Laurence Kiffer, Associée, Teynier Pic & Associés

Interviews
Outils
TAILLE DU TEXTE

Laurence Kiffer - Avocate - Teynier, Pic & AssociésLe Monde du Droit a rencontré Laurence Kiffer, Avocate, Teynier, Pic & Associés à propos d'une procédure de recours en annulation introduite par le Gouvernement du Pakistan contre trois sentences arbitrales rendues en France et dont Dallah, conseillée par Teynier, Pic & Associés recherchait l'exécution.

Pouvez-vous nous rappeler le contexte de cette décision ?

Dallah, société saoudienne, souhaitait obtenir l’exécution en France d’une sentence arbitrale finale condamnant l’État du Pakistan au paiement d’une somme de 20.000.000 USD en sa faveur. Cette sentence finale, comme les deux sentences partielles, a été rendue à Paris sous l’égide de la Cour Internationale d'Arbitrage de la Chambre de Commerce Internationale de Paris. Dallah avait en premier lieu recherché l’exécution de cette sentence en Angleterre. Mais tant la High court que la Supreme court ont refusé d’autoriser son exécution sur leur territoire. Dallah a cependant obtenu l'exequatur en France. Le Gouvernement du Pakistan a introduit un recours en annulation devant la Cour d'appel de Paris en s'appuyant sur la situation anglaise. L’affaire a été plaidée le 18 janvier 2011 et par un arrêt du 17 février dernier, la Cour a rejeté ces recours en annulation.

Quel a été votre rôle aux côtés de Dallah ?

Dallah nous a consultés sur les chances de succès d’une procédure d’exécution en France. Nous avons d’abord demandé l’exequatur de la sentence finale en France. Puis Dallah nous a confié sa défense quand le Gouvernement du Pakistan a introduit un recours en annulation des sentences.

Quelles sont les différences entre les juridictions anglaises et françaises en matière d'arbitrage ?

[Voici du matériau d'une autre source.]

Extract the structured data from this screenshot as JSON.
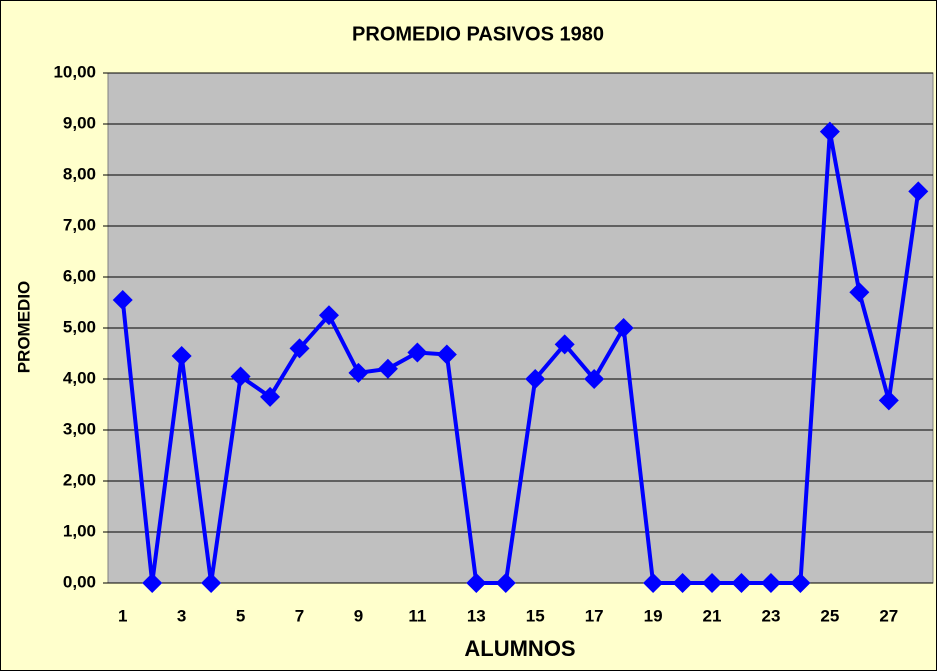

Cette affaire met en effet en exergue la profonde différence d’approche entre les juridictions anglaises et les juridictions françaises.
La position traditionnelle des juges français, traditionnellement libérale, est de ne jamais interférer dans la décision arbitrale en elle-même. Les magistrats partent du postulat que l'instruction de la cause par l'arbitre est bonne. Ils s'assurent simplement que les arbitres ont bien établi la volonté de recourir à l'arbitrage, donc de déroger au droit commun des voies judiciaires. Cette démarche nourrie par les pratiques et usages internationaux ne s'inscrit pas dans la logique des juges britanniques. Bien qu’elles aient prétendu appliquer le droit français, les juridictions anglaises ont procédé à une réouverture des débats, réouverture qui est donc exclue devant le Juge Français qui prend pour acquise l’instruction à laquelle a procédé l’arbitre.
Ensuite, le Juge Français, pour apprécier si un tiers non signataire de la clause d’arbitrage peut être liée par celle-ci, recherche si ce tiers s’est comporté comme une partie au contrat et ainsi peut être considéré comme partie à la clause d’arbitrage.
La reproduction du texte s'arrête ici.